How is monetary policy useful given the COVID-19 shock?

In my last post I noted that the “supply or demand shock” framing for COVID-19 could be useful, but hid important elements – namely even when there is a real shock if we aren’t noticing rising factor prices (eg wages) there is a demand element.

Given current concerns most focus is on the question of how to deal with the consequences of a disaster now – in a way that doesn’t lower productive capacity in the future.  This is a good frame, and the New Zealand discussion has been strong relative to a lot of other countries.

However, even though a lot of the stores are closed now “demand” management is not just about that future – it needs to occur now as well.  As a result, monetary policy does have a role.

If the shops are closed how can demand management matter?

Closed shops due to COVID are a supply shock, as the price of the things they sell has essentially shot to infinity. But that isn’t the only effect.

Because in so far as resources can “transfer” into a better use during the crisis we want them to, this helps to reduce the fall in output, prevent hardships, and support businesses.  It is important to find ways to improve outcomes from these issues directly given that it is a “large temporary (but persistent) supply shock [eg business continuity loans, hardship payments, and employment protection] but demand policies – such as cuts to the official cash rate at QE – help with that transition.

In this way, let’s get back to the nominal income (or NGDP targeting) idea.
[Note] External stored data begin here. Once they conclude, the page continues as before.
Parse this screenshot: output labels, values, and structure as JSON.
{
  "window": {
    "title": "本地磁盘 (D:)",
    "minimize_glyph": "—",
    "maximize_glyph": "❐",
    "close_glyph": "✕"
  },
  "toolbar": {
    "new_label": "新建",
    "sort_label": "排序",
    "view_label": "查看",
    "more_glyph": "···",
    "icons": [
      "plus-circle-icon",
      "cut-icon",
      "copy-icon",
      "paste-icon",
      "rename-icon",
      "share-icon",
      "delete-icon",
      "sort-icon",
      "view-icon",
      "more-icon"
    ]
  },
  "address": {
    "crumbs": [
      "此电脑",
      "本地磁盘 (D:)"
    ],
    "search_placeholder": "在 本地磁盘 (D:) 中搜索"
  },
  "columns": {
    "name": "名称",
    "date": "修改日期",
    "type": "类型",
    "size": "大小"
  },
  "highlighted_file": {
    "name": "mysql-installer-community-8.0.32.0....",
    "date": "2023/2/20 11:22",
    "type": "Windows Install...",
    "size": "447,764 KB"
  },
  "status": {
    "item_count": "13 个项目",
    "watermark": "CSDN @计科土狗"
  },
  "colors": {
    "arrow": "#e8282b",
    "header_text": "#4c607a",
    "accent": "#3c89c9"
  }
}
I have outlined this in two posts here and here.  In the second I noted that it gives people incentives to invest and take on actions knowing that, if they make a reasonable choice, they will experience a given increase in their nominal incomes.  This helps to support necessary transitions. 
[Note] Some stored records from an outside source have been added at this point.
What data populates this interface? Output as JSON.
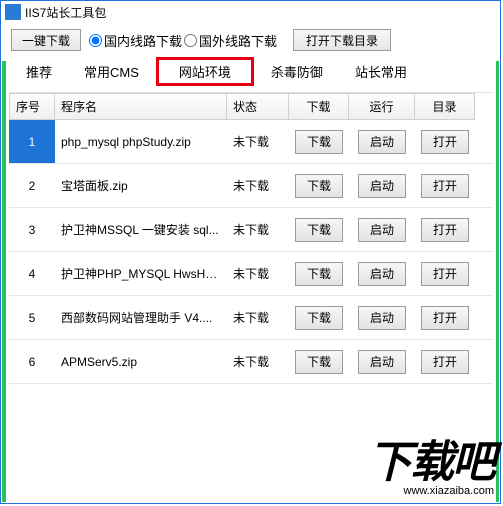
{
  "title": "IIS7站长工具包",
  "toolbar": {
    "download_all": "一键下载",
    "radio_domestic": "国内线路下载",
    "radio_overseas": "国外线路下载",
    "open_dir": "打开下载目录"
  },
  "tabs": [
    "推荐",
    "常用CMS",
    "网站环境",
    "杀毒防御",
    "站长常用"
  ],
  "columns": {
    "seq": "序号",
    "name": "程序名",
    "status": "状态",
    "download": "下载",
    "run": "运行",
    "dir": "目录"
  },
  "buttons": {
    "download": "下载",
    "run": "启动",
    "open": "打开"
  },
  "status_text": "未下载",
  "rows": [
    {
      "seq": "1",
      "name": "php_mysql phpStudy.zip"
    },
    {
      "seq": "2",
      "name": "宝塔面板.zip"
    },
    {
      "seq": "3",
      "name": "护卫神MSSQL 一键安装 sql..."
    },
    {
      "seq": "4",
      "name": "护卫神PHP_MYSQL HwsHostM..."
    },
    {
      "seq": "5",
      "name": "西部数码网站管理助手 V4...."
    },
    {
      "seq": "6",
      "name": "APMServ5.zip"
    }
  ],
  "watermark": {
    "text": "下载吧",
    "url": "www.xiazaiba.com"
  }
}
Similarly, Ben Bernanke proposed an idea of temporary price level targeting, which recommends central banks keep rates ‘lower for longer’ . Bernanke believes it can help reduce longer-term rates and encourage spending today because of reduced expectations of future short-term interest rates and because of raising expected future inflation.

As a result, even if the unconventional monetary policy actions seem spent, and fiscal authorities do not want to bear further debt or risk, there remains a chance for central banks to promote level targeting.  And, unlike many other tools, level targeting appears extremely appropriate for dealing with a temporary but persistent supply shock – as it helps deal with coordination coming out of the shock given the certainty about nominal income or prices (depending on the target used).

It is too easy to say “this is a supply shock, we can do nothing” or “this is a temporary uninsurable supply shock, so the only thing that must be done is subsidies and loans”.  However, in a world with remote work and delivery, and an ability to substitute even service work to be done from distance, there is real potential for demand management to help keep businesses working and people employed as a complement to such supply policies.